Another distraction has been the obsession with testing promoted by the BBC but embraced by the government. They have treated testing as if it was a substitute vaccine. In reality a test is out of date as soon as it has taken place. Testing in itself (outside a hospital or care home) has no effect on the spread of the virus. The more tests you carry out the more cases you are likely to find. This is what prompted the unnecessary local Leicester lockdown.
The current fear is that a deadly second wave of the virus will appear in the autumn. A recent report has suggested that up to 120,000 people could die from covid during the winter. It is this alarmism (plus the increasing acceptance that the virus can be spread in the air we breath) which has been the driver for introducing the mandatory wearing of face masks on public transport and now in shops. These fears have also acted as a brake on relaxing the other restrictions which are still in place such as those affecting theatres.
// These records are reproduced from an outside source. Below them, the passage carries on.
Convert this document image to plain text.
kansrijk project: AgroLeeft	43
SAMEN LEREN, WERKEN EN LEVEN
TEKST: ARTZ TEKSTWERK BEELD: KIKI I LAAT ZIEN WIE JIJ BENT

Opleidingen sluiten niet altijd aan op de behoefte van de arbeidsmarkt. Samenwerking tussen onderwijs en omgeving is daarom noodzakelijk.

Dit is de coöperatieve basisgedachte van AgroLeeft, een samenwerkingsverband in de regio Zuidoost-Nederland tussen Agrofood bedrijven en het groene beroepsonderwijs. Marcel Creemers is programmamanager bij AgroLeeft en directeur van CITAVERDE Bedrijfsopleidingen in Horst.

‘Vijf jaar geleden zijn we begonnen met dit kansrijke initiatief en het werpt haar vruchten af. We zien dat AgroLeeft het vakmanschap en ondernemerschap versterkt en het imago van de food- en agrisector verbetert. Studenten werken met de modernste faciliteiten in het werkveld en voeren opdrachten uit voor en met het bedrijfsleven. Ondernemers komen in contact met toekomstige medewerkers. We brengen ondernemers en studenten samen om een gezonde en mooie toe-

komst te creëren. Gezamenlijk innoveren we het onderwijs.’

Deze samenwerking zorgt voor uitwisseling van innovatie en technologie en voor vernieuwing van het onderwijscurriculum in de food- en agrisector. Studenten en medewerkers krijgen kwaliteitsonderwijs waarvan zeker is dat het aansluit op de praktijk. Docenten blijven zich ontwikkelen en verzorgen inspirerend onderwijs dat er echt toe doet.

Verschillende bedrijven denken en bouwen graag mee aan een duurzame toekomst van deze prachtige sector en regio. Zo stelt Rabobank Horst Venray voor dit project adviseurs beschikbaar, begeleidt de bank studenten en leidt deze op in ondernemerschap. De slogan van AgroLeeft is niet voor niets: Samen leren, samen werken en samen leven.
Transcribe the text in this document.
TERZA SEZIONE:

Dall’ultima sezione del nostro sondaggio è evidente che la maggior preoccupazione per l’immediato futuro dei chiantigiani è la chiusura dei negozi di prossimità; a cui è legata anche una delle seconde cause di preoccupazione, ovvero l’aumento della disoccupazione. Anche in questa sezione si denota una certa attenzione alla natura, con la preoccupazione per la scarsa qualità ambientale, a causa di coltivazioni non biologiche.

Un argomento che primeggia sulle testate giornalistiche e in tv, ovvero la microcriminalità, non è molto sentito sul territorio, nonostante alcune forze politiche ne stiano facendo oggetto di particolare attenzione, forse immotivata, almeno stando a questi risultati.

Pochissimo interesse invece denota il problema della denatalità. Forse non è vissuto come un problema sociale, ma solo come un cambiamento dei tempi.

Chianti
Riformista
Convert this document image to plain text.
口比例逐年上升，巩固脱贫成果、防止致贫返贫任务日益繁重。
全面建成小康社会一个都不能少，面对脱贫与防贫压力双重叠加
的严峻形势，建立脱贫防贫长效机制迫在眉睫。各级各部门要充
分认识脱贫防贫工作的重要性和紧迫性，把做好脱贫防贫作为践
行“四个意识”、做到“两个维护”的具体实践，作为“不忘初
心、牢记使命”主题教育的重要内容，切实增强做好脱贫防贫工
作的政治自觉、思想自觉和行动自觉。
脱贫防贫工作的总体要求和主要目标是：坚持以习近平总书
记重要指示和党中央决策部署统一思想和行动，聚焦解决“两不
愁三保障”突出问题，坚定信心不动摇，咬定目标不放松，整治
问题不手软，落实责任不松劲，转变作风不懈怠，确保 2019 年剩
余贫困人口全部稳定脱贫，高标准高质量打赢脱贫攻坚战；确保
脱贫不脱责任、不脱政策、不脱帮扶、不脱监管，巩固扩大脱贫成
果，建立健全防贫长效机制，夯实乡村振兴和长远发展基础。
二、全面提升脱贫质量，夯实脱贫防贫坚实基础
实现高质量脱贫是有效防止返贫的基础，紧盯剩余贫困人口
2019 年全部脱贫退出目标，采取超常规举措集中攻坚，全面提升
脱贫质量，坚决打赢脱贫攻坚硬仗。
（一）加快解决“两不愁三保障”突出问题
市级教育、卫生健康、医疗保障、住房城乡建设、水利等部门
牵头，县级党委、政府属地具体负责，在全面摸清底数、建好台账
The reality is that by default herd immunity has largely been achieved over most of the United Kingdom, and that there is absolutely no justification for retaining any of the present restrictions including the wearing of face masks. The insistence on wearing face masks at a time when the virus has almost disappeared is sheer madness. In any case these face masks are regarded by many scientists as virtually useless when compared with the surgical masks used in hospitals, which have to be discarded immediately after use. The Guardian comparison between face masks and seat belts is patently fatuous. They are dehumanising, a threat to health and wellbeing through the restriction of oxygen to the lungs. Moreover, there is likely to be a huge spike in shoplifting from convenience stores that rely on CCTV for their security.
The only reason that we cannot return to normalcy is the exaggerated and unfounded fears of a deadly second wave promoted by the BBC and some epidemiologists. However, it can safely be predicted that as herd immunity has now almost arrived this second wave will never happen in Britain. So the government, in failing to return society back to normal, is behaving recklessly by continuing to encourage fears of the virus, which will inevitably result in economic armageddon with sky high levels of unemployment. The ending of the hysteria over the virus should now be the government’s top priority, if an economic catastrophe is to be avoided.